Wednesday, June 18, 2008

It's Layout Day

Here is the initial design of the book. The one thing that might change is the spine. We all know how important the spine is, and we want to get it right. We may pull some of the brown into the spine, or use the fading technique that was employed on the Orange Pulp CD cover. This layout was designed by Chris Szostek, and he will also be helping with the layout and typesetting of the text.

We also have put together a quote page that will go inside the book. Here are a few of the quotes.

Ben Tanzer is a wizard. No doubt. A force. The power of the writing lies in the cracks between the big moments, Tanzer a sorcerer of subtlety and subtext. Most Likely You'll Go Your Way and I'll Go Mine is simple, pared back, up front, and beautiful, and Tanzer elevates the prose through rich scene and dialogue. Wizard Tanzer's magic book of spells is deep, and Most Likely You'll Go Your Way and I'll Go Mine is his most powerful and resonant potion.
-Nick Ostdick, editor of RAGAD and author of Sunbeams and Cigarettes.

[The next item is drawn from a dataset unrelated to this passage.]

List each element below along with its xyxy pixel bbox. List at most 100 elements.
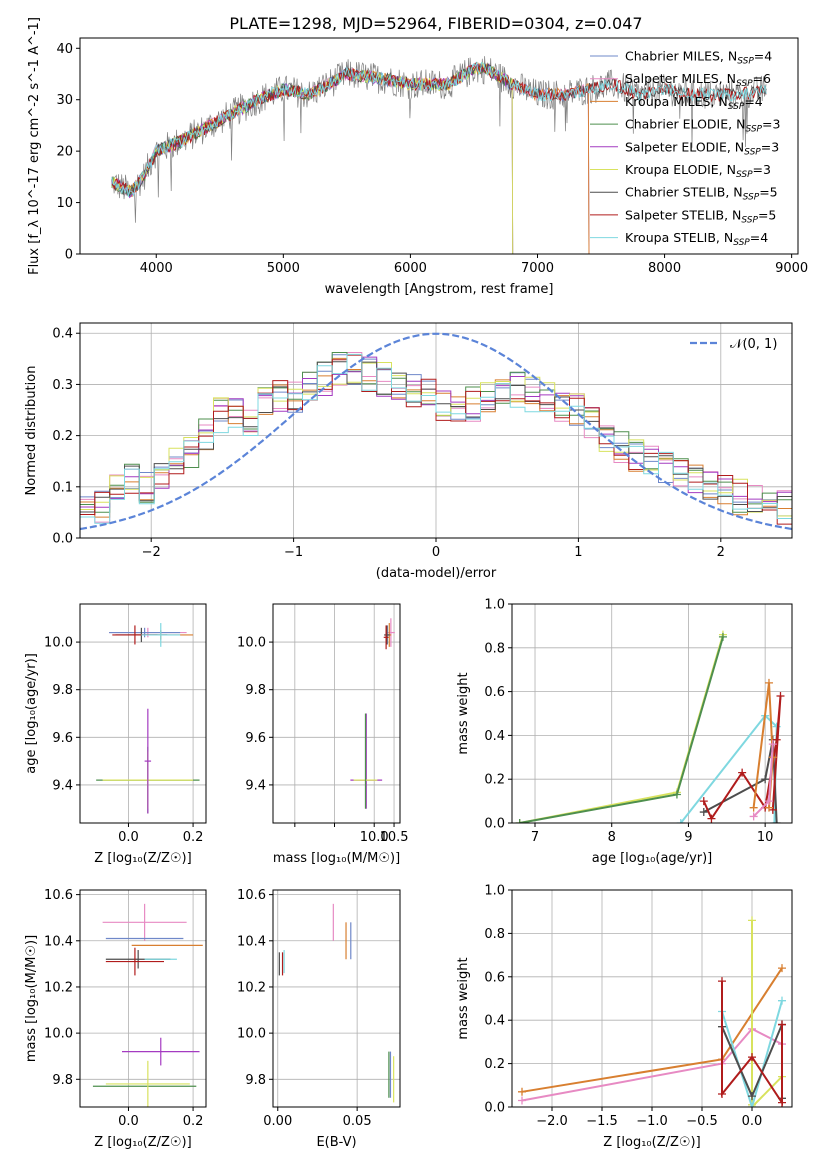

After reading many passages from his book, I connected with it from the very beginning. I love the dialogue between the characters. Sometimes all you need is a few distinct lines or sentences to get your imagination rolling. And the title: "Most likely you go your way and I'll go mine" is compelling to me. It has a kind of "punch" to it that most titles do not. I think it's a feeling or mood we can all relate to on a personal or emotional level. It stays with you.
- Michael Paige Glover, Artist

In the way a forgotten song can bring to mind an afternoon twenty years ago with bittersweet detail, Tanzer's world is hauntingly comforting, with his trademark ability to capture days in the details for which we remember them, and remind us of all the ways the songs we loved, and the language and popular culture we shunned or embraced shaped us, perhaps even on levels we'd yet to realize only moments before. In this follow up to "Lucky Man", Tanzer further demonstrates his remarkable skill in capturing the zeitgeist of micro-eras in recent decades, seemingly drawing on a combination of observation, memory and an intuitive understanding of situational layers in his storytelling. Utilizing sharp, personal and, at times, no-frills dialogue to create achingly familiar places and wonderfully relatable moments, Tanzer so cleverly utilizes otherwise surface pop-culture references to hypothesize beginnings of social and cultural movements through decidedly recognizable characters and moments, again demonstrating his innate understanding of the inseparable if not ethereal qualities of sounds, emotions, symbols, words and other simple, sacred life details.
- Amy Guth, author of Three Fallen Women

1 comment:

H. said...

Very cool to watch a project unfolding man--best of luck with it & keep the progress reports coming!